Erforderlich ist zum einen eine baldige Stabilisierung der noch vorhandenen Biotoprelikte (3 Flächen), die als letzte Artenreservoire nicht weiter ausbluten dürfen. Wenn Arten erst aus unserem Raum verschwunden sind, wird es für Rettungsmaßnahmen zu spät sein. Durch Einrichtung von Pufferzonen um diese Kerngebiete (z.B. Umwandlung von Acker in Grünland) kann vermieden werden, daß negative Randeinflüsse die Biotope weiterhin zerstören. Die Pufferzone muß eine ausreichende Flächengröße aufweisen. Eine Extensivierung auf Randstreifen von wenigen Metern Breite ist angesichts der winzigen Moorwiesenrelikte unzureichend und wenig erfolgversprechend. Um eine ökologisch sinnvolle Lebensraumvergrößerung zu erreichen, ist langfristig eine flächige extensive Bewirtschaftung (Acker oder Grünland) im Umfang von etwa 50ha.

Erforderlich ist zudem die Schaffung von Verbindungen zwischen den isolierten Biotopen. Die Gräben stellen Leitlinien in diesem System dar, da sich hier noch seltene Arten aufhalten, bzw. am Graben entlang wandern. Die typischen Arten der Wiesenmoore vertragen wenig Schatten; daher sollten die Gräben als „Wanderstraßen“ von Beschattung freigehalten werden. Eine Bepflanzung würde hier eine Barriere darstellen.

Da es sich bei dem gesamten Ökosystemkomplex Grettstadter Wiesen um weitgehend baumfreie Lebensräume handelt, deren Arten empfindlich auf Beschattung reagieren, ist im Bereich der Pufferzone eine Freihaltung von dichter Bepflanzung sinnvoll. Dagegen würde in der weiteren Verbindungszone eine Bepflanzung mit Hochstamm-Obstbäumen an Feldwegen durchaus eine ökologische und gleichzeitig optische Bereicherung bringen (z.B. Lebensraum des Ortolan).

 Extensivierung über Naturschutzprogramme für die Landwirtschaft (Acker- und Wiesenrandstreifen Programm; Pufferzonenprogramm)
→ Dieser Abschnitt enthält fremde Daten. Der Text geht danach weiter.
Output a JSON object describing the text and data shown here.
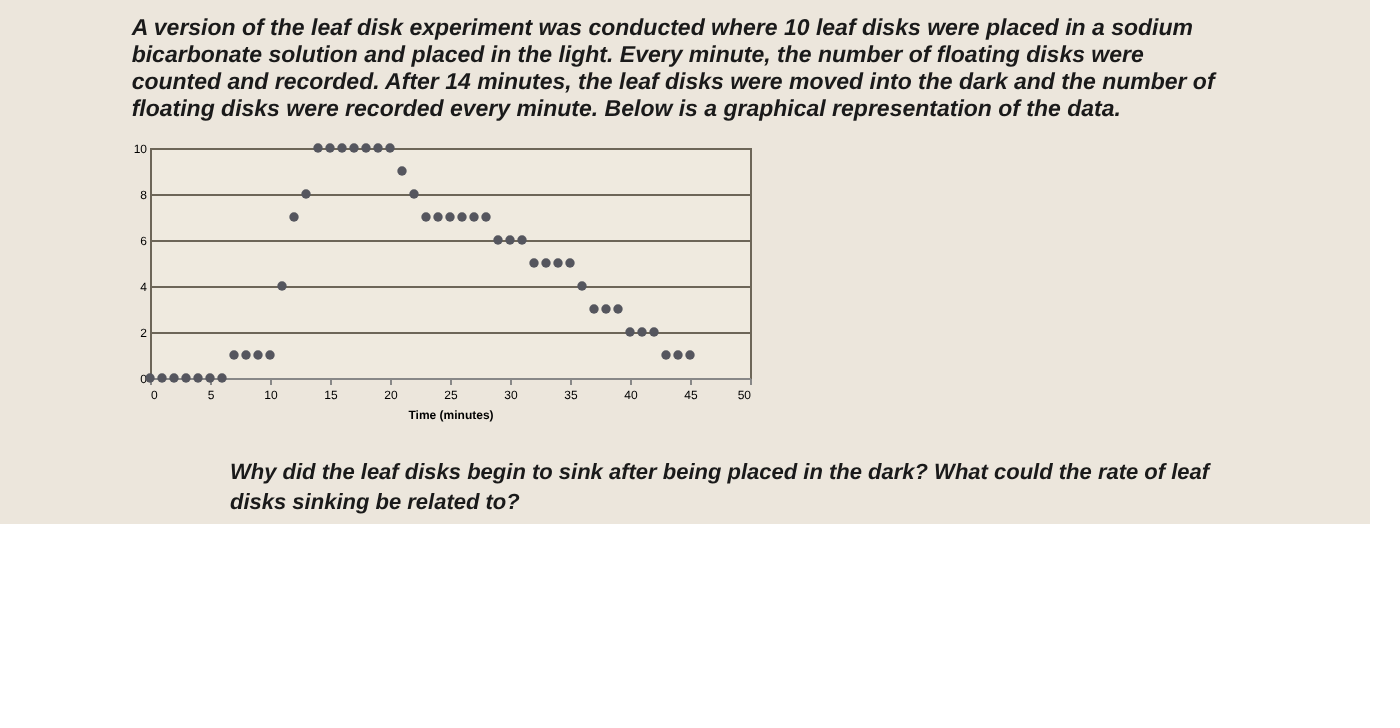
{
  "chart_data": {
    "type": "scatter",
    "title": "A version of the leaf disk experiment was conducted where 10 leaf disks were placed in a sodium bicarbonate solution and placed in the light. Every minute, the number of floating disks were counted and recorded. After 14 minutes, the leaf disks were moved into the dark and the number of floating disks were recorded every minute. Below is a graphical representation of the data.",
    "xlabel": "Time (minutes)",
    "x": [
      0,
      1,
      2,
      3,
      4,
      5,
      6,
      7,
      8,
      9,
      10,
      11,
      12,
      13,
      14,
      15,
      16,
      17,
      18,
      19,
      20,
      21,
      22,
      23,
      24,
      25,
      26,
      27,
      28,
      29,
      30,
      31,
      32,
      33,
      34,
      35,
      36,
      37,
      38,
      39,
      40,
      41,
      42,
      43,
      44,
      45
    ],
    "series": [
      {
        "color": "#55565e",
        "values": [
          0,
          0,
          0,
          0,
          0,
          0,
          0,
          1,
          1,
          1,
          1,
          4,
          7,
          8,
          10,
          10,
          10,
          10,
          10,
          10,
          10,
          9,
          8,
          7,
          7,
          7,
          7,
          7,
          7,
          6,
          6,
          6,
          5,
          5,
          5,
          5,
          4,
          3,
          3,
          3,
          2,
          2,
          2,
          1,
          1,
          1
        ]
      }
    ],
    "xlim": [
      0,
      50
    ],
    "xticks": [
      0,
      5,
      10,
      15,
      20,
      25,
      30,
      35,
      40,
      45,
      50
    ],
    "ylim": [
      0,
      10
    ],
    "yticks": [
      0,
      2,
      4,
      6,
      8,
      10
    ],
    "grid": "y",
    "marker": "circle",
    "annotations": [
      "Why did the leaf disks begin to sink after being placed in the dark? What could the rate of leaf disks sinking be related to?"
    ]
  }
}
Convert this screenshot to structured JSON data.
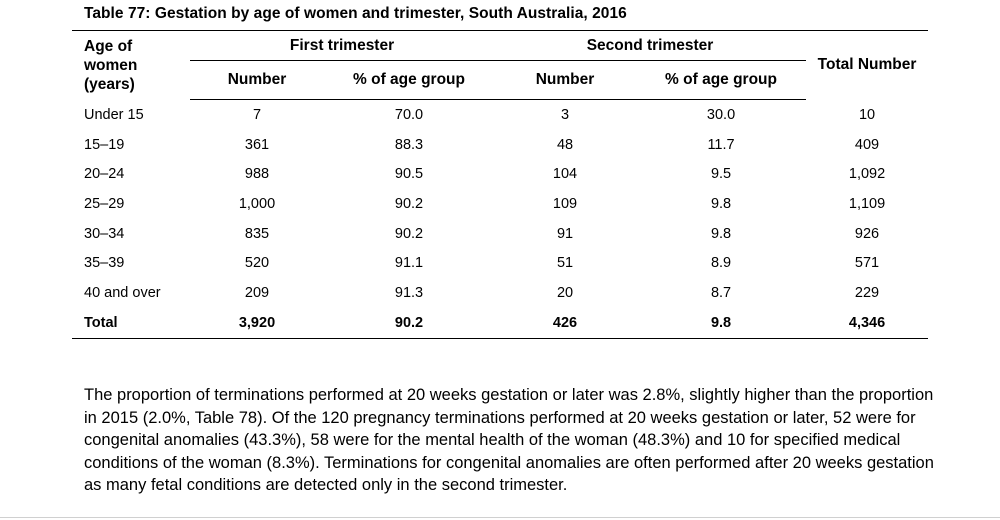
{
  "caption": "Table 77: Gestation by age of women and trimester, South Australia, 2016",
  "table": {
    "age_header": [
      "Age of",
      "women",
      "(years)"
    ],
    "first_trimester": "First trimester",
    "second_trimester": "Second trimester",
    "number_label": "Number",
    "pct_label": "% of age group",
    "total_number_label": "Total Number",
    "rows": [
      {
        "age": "Under 15",
        "n1": "7",
        "p1": "70.0",
        "n2": "3",
        "p2": "30.0",
        "total": "10"
      },
      {
        "age": "15–19",
        "n1": "361",
        "p1": "88.3",
        "n2": "48",
        "p2": "11.7",
        "total": "409"
      },
      {
        "age": "20–24",
        "n1": "988",
        "p1": "90.5",
        "n2": "104",
        "p2": "9.5",
        "total": "1,092"
      },
      {
        "age": "25–29",
        "n1": "1,000",
        "p1": "90.2",
        "n2": "109",
        "p2": "9.8",
        "total": "1,109"
      },
      {
        "age": "30–34",
        "n1": "835",
        "p1": "90.2",
        "n2": "91",
        "p2": "9.8",
        "total": "926"
      },
      {
        "age": "35–39",
        "n1": "520",
        "p1": "91.1",
        "n2": "51",
        "p2": "8.9",
        "total": "571"
      },
      {
        "age": "40 and over",
        "n1": "209",
        "p1": "91.3",
        "n2": "20",
        "p2": "8.7",
        "total": "229"
      }
    ],
    "total_row": {
      "age": "Total",
      "n1": "3,920",
      "p1": "90.2",
      "n2": "426",
      "p2": "9.8",
      "total": "4,346"
    }
  },
  "paragraph": "The proportion of terminations performed at 20 weeks gestation or later was 2.8%, slightly higher than the proportion in 2015 (2.0%, Table 78).  Of the 120 pregnancy terminations performed at 20 weeks gestation or later, 52 were for congenital anomalies (43.3%), 58 were for the mental health of the woman (48.3%)  and 10 for specified medical conditions of the woman (8.3%).  Terminations for congenital anomalies are often performed after 20 weeks gestation as many fetal conditions are detected only in the second trimester."
}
 Der Grundgedanke ist, daß bei den Landwirten auf freiwilliger Basis eine Umstellung auf eine weniger intensive Nutzung angeregt werden soll. Für die Ertragsminderung bei extensiver Nutzung erhält der Landwirt eine Ausgleichszahlung. Die Bereitschaft der Landwirte, bei diesen Programmen mitzumachen, ist ungemein groß. Leider sind derzeit die finanziellen Möglichkeiten der Förderprogramme des StMLU völlig unzureichend. Kaum irgendwo können wir mit unseren Naturschutzprogrammen ökologische Zielkonzepte erreichen, obwohl die Bereitschaft von Seiten der Landwirte besteht.
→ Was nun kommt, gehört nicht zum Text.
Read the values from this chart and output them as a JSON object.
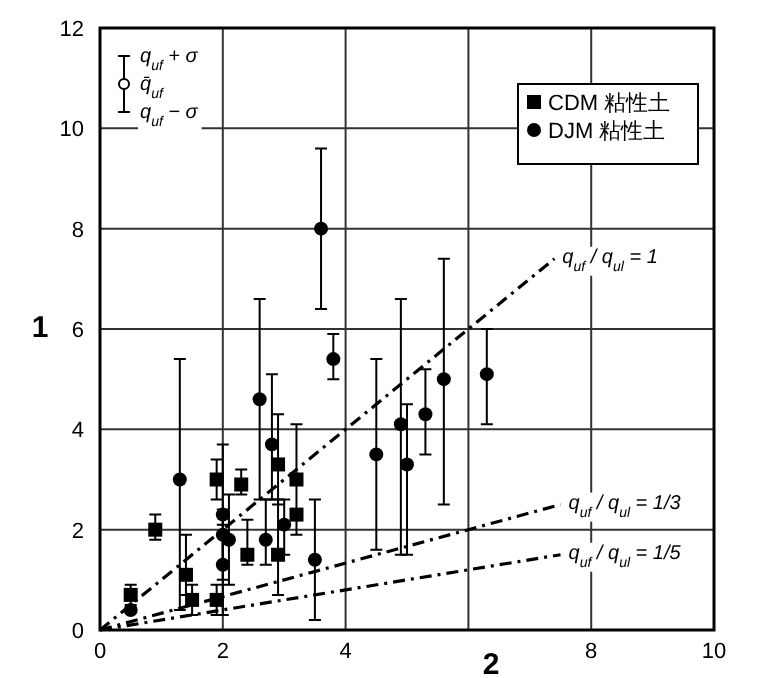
{
  "chart_data": {
    "type": "scatter",
    "xlabel": "2",
    "ylabel": "1",
    "xlim": [
      0,
      10
    ],
    "ylim": [
      0,
      12
    ],
    "xticks": [
      0,
      2,
      4,
      {
        "value": 6,
        "label": null
      },
      8,
      10
    ],
    "yticks": [
      0,
      2,
      4,
      6,
      8,
      10,
      12
    ],
    "grid": true,
    "legend": "top right",
    "series": [
      {
        "name": "CDM 粘性土",
        "color": "#000000",
        "marker": "square",
        "x": [
          0.5,
          0.9,
          1.4,
          1.5,
          1.9,
          1.9,
          2.3,
          2.4,
          2.9,
          2.9,
          3.2,
          3.2
        ],
        "values": [
          0.7,
          2.0,
          1.1,
          0.6,
          3.0,
          0.6,
          2.9,
          1.5,
          3.3,
          1.5,
          3.0,
          2.3
        ],
        "errors": [
          [
            0.5,
            0.9
          ],
          [
            1.8,
            2.3
          ],
          [
            0.7,
            1.9
          ],
          [
            0.3,
            0.9
          ],
          [
            2.6,
            3.4
          ],
          [
            0.3,
            0.9
          ],
          [
            2.7,
            3.2
          ],
          [
            1.3,
            2.2
          ],
          [
            2.5,
            4.3
          ],
          [
            0.7,
            2.6
          ],
          [
            1.9,
            4.1
          ],
          null
        ]
      },
      {
        "name": "DJM 粘性土",
        "color": "#000000",
        "marker": "circle",
        "x": [
          0.5,
          1.3,
          2.0,
          2.0,
          2.0,
          2.1,
          2.6,
          2.7,
          2.8,
          3.0,
          3.5,
          3.6,
          3.8,
          4.5,
          4.9,
          5.0,
          5.3,
          5.6,
          6.3
        ],
        "values": [
          0.4,
          3.0,
          1.9,
          1.3,
          2.3,
          1.8,
          4.6,
          1.8,
          3.7,
          2.1,
          1.4,
          8.0,
          5.4,
          3.5,
          4.1,
          3.3,
          4.3,
          5.0,
          5.1
        ],
        "errors": [
          null,
          [
            0.4,
            5.4
          ],
          [
            1.3,
            2.4
          ],
          [
            0.3,
            2.1
          ],
          [
            1.0,
            3.7
          ],
          [
            0.9,
            2.7
          ],
          [
            2.6,
            6.6
          ],
          [
            1.3,
            2.6
          ],
          [
            2.6,
            5.1
          ],
          [
            1.5,
            2.6
          ],
          [
            0.2,
            2.6
          ],
          [
            6.4,
            9.6
          ],
          [
            5.0,
            5.9
          ],
          [
            1.6,
            5.4
          ],
          [
            1.5,
            6.6
          ],
          [
            1.5,
            4.5
          ],
          [
            3.5,
            5.2
          ],
          [
            2.5,
            7.4
          ],
          [
            4.1,
            6.0
          ]
        ]
      },
      {
        "name": "q$_{uf}$ / q$_{ul}$ = 1",
        "type": "line",
        "color": "#000000",
        "line_style": "dashed",
        "x": [
          0,
          7.4
        ],
        "values": [
          0,
          7.4
        ]
      },
      {
        "name": "q$_{uf}$ / q$_{ul}$ = 1/3",
        "type": "line",
        "color": "#000000",
        "line_style": "dashed",
        "x": [
          0,
          7.5
        ],
        "values": [
          0,
          2.5
        ]
      },
      {
        "name": "q$_{uf}$ / q$_{ul}$ = 1/5",
        "type": "line",
        "color": "#000000",
        "line_style": "dashed",
        "x": [
          0,
          7.5
        ],
        "values": [
          0,
          1.5
        ]
      }
    ],
    "annotations": [
      "q$_{uf}$ + σ",
      "q̄$_{uf}$",
      "q$_{uf}$ − σ"
    ]
  }
}
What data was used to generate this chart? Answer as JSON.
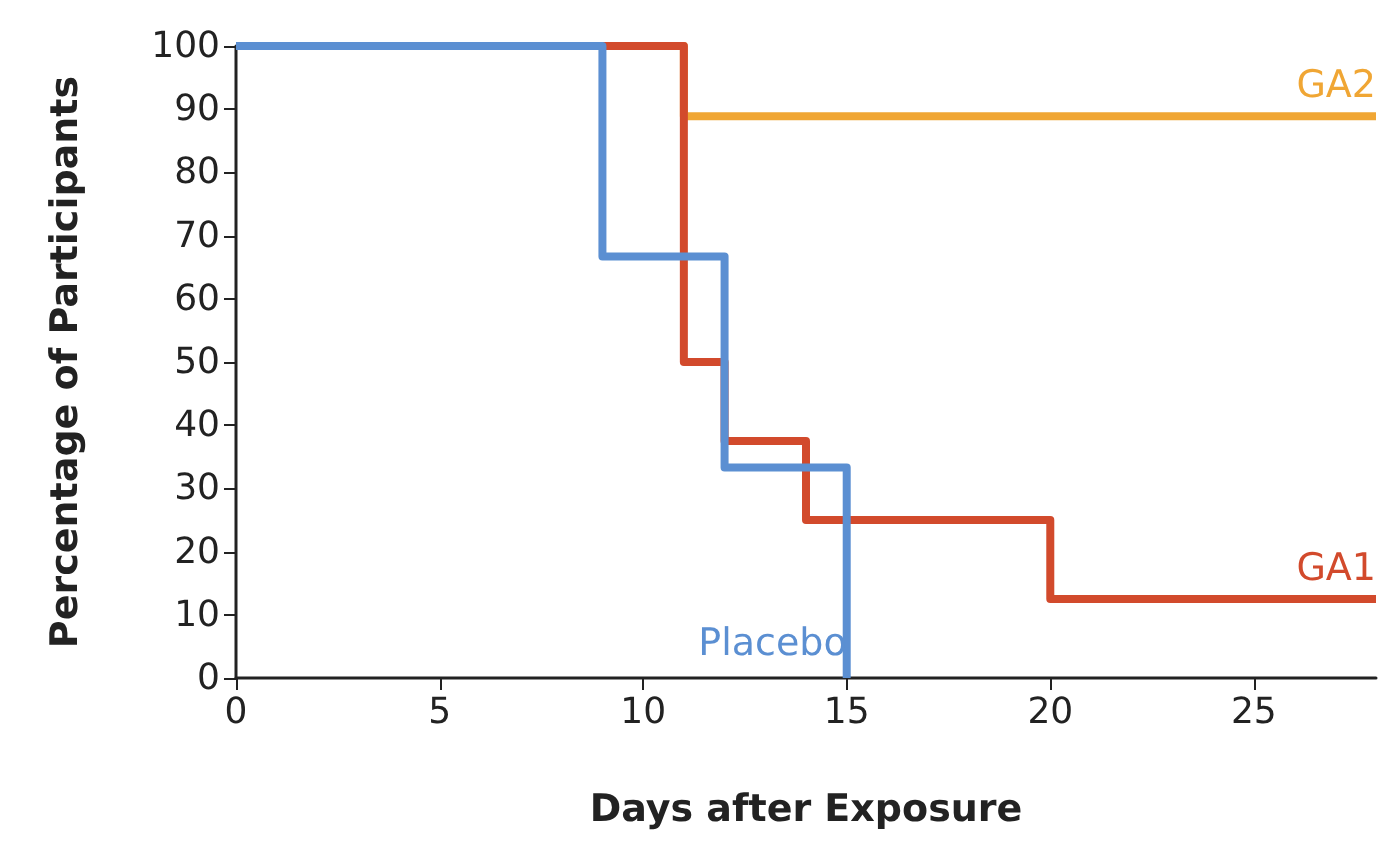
{
  "chart_data": {
    "type": "step",
    "xlabel": "Days after Exposure",
    "ylabel": "Percentage of Participants",
    "xlim": [
      0,
      28
    ],
    "xticks": [
      0,
      5,
      10,
      15,
      20,
      25
    ],
    "ylim": [
      0,
      100
    ],
    "yticks": [
      0,
      10,
      20,
      30,
      40,
      50,
      60,
      70,
      80,
      90,
      100
    ],
    "grid": false,
    "legend": false,
    "marker": "none",
    "line_style": "solid",
    "series": [
      {
        "name": "GA2",
        "color": "#f0a634",
        "x": [
          0,
          11,
          28
        ],
        "values": [
          100,
          88.9,
          88.9
        ]
      },
      {
        "name": "GA1",
        "color": "#d24a2c",
        "x": [
          0,
          11,
          12,
          14,
          20,
          28
        ],
        "values": [
          100,
          50,
          37.5,
          25,
          12.5,
          12.5
        ]
      },
      {
        "name": "Placebo",
        "color": "#5b8fd2",
        "x": [
          0,
          9,
          12,
          15
        ],
        "values": [
          100,
          66.7,
          33.3,
          0
        ]
      }
    ]
  }
}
 Unser größtes Projekt befindet sich derzeit in der Gemeinde -Sulzheim, wo die Landwirte in der Umgebung des NSG Sulzheimer Gipshügel etwa 30 Hektar Acker extensiv bewirtschaften; diese Ackerflächen wurden 1988 in Grünland umgewandelt. Für den Nutzungsausfall bekommen die Landwirte 1.000,- DM/ha.

 Wesentlich höhere Kosten fallen im Bereich der Grettstadter Wiesen an, wo äußerst hochwertige, bewässerbare Böden mit einem Anbau von Sonderkulturen vorliegen. Hier sind Ausgleichszahlungen von mindestens 4.000,- DM/ha realistisch.

Von Seiten des Pächters von Gut Deutschhof besteht durchaus Bereitschaft zu einer extensiven Bewirtschaftung; derzeit wird jedoch über die Naturschutzprogramme nur eine Fläche von 2 Hektar (als Verbindung zwischen den beiden Wiesenmoorresten) als Grünland bewirtschaftet - eine Maßnahme, die wenig erfolgversprechend, weil zu kleinflächig ist. Mehr können wir uns jedoch derzeit im Rahmen der Naturschutzprogramme nicht leisten.